Error is fluctuating, but WER and distance are decreasing

I’m using pre-trained model (https://github.com/mozilla/DeepSpeech/releases) to boost training of different language. After few epochs the validation and test error fluctuate while the training error decrease. I think that result is expected, because my own data are smaller compared to data used on pre-trained model (over-fitting). However, the WER and mean edit distance are still decreasing. Can anyone explain why this is happening?

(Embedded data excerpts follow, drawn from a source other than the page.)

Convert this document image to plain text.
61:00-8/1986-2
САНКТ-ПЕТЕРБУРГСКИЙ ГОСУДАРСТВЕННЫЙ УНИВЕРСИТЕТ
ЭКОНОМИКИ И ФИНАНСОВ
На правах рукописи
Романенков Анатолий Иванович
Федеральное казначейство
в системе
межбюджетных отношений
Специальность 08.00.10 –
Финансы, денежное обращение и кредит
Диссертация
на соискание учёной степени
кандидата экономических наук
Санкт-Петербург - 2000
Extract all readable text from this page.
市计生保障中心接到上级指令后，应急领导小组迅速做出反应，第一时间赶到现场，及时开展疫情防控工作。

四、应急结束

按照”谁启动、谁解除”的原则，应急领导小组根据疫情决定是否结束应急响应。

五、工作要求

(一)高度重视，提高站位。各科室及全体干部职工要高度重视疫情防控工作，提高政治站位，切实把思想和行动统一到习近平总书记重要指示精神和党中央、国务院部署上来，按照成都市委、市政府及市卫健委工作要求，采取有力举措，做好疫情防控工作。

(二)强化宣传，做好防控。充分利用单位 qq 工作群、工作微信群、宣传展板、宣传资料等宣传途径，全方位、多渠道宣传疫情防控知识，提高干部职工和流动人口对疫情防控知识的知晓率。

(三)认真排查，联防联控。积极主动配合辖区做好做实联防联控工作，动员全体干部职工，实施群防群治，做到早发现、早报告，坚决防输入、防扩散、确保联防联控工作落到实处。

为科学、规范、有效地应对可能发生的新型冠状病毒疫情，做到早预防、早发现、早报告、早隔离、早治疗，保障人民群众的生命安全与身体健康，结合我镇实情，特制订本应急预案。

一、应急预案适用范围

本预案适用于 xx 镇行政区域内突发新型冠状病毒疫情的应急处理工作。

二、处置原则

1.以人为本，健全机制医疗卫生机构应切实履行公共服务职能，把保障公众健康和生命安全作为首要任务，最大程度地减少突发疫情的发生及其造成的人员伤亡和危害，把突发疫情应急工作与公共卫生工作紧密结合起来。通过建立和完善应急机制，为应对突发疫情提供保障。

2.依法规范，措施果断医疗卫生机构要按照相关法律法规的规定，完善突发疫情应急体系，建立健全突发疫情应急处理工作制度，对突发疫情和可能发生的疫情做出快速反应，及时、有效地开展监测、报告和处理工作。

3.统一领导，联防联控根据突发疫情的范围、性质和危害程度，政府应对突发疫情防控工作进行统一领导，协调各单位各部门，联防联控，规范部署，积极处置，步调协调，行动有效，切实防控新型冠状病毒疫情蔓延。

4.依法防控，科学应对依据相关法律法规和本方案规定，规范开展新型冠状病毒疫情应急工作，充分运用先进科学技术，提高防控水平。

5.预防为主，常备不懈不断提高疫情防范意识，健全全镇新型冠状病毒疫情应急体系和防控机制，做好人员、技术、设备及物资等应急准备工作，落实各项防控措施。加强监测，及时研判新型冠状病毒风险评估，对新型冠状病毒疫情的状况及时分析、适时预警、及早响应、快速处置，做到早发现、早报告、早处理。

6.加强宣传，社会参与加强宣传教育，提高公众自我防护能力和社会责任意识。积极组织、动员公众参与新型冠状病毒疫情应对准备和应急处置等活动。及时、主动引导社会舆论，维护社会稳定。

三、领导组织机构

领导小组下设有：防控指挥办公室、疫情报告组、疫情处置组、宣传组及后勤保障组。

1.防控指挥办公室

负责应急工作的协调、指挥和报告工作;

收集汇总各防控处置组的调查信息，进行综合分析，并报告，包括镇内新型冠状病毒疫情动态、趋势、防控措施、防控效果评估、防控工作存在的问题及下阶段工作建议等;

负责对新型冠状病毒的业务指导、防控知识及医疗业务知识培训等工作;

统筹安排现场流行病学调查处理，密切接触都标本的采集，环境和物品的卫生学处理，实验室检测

Are you sure you’re not looking at the training WER and mean edit distance? Test WER is only displayed during test epochs.

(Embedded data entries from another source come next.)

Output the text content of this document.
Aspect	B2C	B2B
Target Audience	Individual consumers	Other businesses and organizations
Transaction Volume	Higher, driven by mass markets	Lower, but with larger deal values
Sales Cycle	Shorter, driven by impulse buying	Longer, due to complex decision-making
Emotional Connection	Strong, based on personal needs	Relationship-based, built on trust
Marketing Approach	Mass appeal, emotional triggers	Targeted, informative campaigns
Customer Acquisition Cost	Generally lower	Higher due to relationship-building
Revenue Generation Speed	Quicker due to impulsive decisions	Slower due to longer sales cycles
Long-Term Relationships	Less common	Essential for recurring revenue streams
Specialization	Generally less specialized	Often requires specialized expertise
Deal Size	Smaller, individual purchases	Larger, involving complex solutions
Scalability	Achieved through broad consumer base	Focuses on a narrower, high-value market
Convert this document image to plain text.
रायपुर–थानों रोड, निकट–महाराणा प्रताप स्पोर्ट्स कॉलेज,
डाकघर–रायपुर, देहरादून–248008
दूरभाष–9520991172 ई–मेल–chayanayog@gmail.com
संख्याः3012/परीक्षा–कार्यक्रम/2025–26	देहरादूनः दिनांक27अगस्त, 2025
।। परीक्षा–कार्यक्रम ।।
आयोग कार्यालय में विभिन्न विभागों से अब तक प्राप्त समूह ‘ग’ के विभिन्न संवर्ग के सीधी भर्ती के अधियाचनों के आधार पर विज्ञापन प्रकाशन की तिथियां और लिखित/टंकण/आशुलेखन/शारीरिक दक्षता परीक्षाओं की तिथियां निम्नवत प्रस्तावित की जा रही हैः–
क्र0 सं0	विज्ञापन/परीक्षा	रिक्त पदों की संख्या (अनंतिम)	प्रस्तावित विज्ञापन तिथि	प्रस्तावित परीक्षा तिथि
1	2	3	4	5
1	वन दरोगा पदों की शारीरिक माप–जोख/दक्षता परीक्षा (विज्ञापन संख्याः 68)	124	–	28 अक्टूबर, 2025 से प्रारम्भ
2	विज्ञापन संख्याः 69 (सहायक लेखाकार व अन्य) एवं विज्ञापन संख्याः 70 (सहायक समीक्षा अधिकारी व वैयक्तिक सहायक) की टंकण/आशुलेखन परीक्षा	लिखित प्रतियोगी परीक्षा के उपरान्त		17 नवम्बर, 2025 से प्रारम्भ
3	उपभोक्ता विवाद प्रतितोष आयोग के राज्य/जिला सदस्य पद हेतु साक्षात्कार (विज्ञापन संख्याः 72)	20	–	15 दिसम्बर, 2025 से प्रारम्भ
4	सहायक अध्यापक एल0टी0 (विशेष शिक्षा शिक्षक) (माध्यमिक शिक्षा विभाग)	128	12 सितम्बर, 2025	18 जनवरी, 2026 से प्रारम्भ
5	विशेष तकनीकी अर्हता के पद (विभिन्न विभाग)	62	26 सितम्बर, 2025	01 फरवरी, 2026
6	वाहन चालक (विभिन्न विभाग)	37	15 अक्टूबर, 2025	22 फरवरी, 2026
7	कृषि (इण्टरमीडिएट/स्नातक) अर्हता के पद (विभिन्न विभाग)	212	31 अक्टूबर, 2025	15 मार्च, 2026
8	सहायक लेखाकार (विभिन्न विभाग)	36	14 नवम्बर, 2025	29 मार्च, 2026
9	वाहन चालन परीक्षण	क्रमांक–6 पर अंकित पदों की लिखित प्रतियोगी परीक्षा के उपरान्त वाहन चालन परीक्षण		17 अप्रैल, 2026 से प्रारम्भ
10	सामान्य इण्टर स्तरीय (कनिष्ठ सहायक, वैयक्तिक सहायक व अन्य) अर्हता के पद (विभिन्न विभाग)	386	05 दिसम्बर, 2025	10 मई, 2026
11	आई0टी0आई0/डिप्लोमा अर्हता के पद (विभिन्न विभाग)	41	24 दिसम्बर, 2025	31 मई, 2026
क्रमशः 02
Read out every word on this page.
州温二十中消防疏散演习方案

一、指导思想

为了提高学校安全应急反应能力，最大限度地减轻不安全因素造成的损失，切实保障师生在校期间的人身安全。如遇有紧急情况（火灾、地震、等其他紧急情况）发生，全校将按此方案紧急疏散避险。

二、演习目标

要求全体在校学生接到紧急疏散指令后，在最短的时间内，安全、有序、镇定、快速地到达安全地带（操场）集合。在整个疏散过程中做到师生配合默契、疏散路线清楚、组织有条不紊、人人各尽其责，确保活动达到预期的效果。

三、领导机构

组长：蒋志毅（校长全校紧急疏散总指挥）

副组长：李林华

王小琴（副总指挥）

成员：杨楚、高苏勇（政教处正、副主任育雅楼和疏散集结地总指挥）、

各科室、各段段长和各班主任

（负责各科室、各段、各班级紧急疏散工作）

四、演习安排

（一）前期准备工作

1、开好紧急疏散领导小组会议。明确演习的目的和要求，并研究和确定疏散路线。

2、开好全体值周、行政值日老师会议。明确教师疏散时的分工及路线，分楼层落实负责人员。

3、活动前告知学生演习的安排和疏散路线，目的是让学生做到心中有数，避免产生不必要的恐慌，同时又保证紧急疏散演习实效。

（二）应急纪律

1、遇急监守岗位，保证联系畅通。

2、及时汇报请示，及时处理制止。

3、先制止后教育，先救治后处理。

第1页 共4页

It’s test WER and mean edit distance.
I’m not using language model.

I Training of Epoch 1 - loss: 36.160567
I Validation of Epoch 1 - loss: 28.253072
Test of Epoch 2 - WER: 0.952353, loss: 28.234670582939597, mean edit distance: 0.270661
I Training of Epoch 2 - loss: 29.365231
I Validation of Epoch 2 - loss: 25.669184
I Training of Epoch 3 - loss: 24.687250
I Validation of Epoch 3 - loss: 30.121517
I Test of Epoch 4 - WER: 0.902173, loss: 24.7095708286061, mean edit distance: 0.237376
 I Training of Epoch 4 - loss: 20.829074
I Validation of Epoch 4 - loss: 23.312354
Test of Epoch 5 - WER: 0.883708, loss: 23.685436304877786, mean edit distance: 0.226368
I Training of Epoch 5 - loss: 17.884079
I Validation of Epoch 5 - loss: 23.330662
Test of Epoch 6 - WER: 0.861326, loss: 24.185932608211743, mean edit distance: 0.221251
I Training of Epoch 6 - loss: 15.401079
I Validation of Epoch 6 - loss: 23.116984
Test of Epoch 7 - WER: 0.855501, loss: 23.522796462563907, mean edit distance: 0.21414
I Training of Epoch 7 - loss: 13.353899
I Validation of Epoch 7 - loss: 22.591326
Test of Epoch 8 - WER: 0.818344, loss: 23.33637237548828, mean edit distance: 0.205596
I Training of Epoch 8 - loss: 11.634906
I Validation of Epoch 8 - loss: 22.598969
Test of Epoch 9 - WER: 0.798256, loss: 23.326629638671875, mean edit distance: 0.197845

so on …

hi,
may I ask you a question? How do you show the training WER and mean edit distance in training process?I tried to add an op in “calculate_mean_edit_distance_and_loss(model_feeder, tower, dropout, reuse, step)” like :
“decoded, _ = tf.nn.ctc_beam_search_decoder(logits, batch_seq_len, FLAGS.beam_width)
wer = tf.edit_distance(tf.cast(decoded[0], tf.int32), batch_y, normalize=True)” ,
then write to summary in training process. But it is too slow(maybe the decoding process is too slow). Could you give some suggestions about this problem?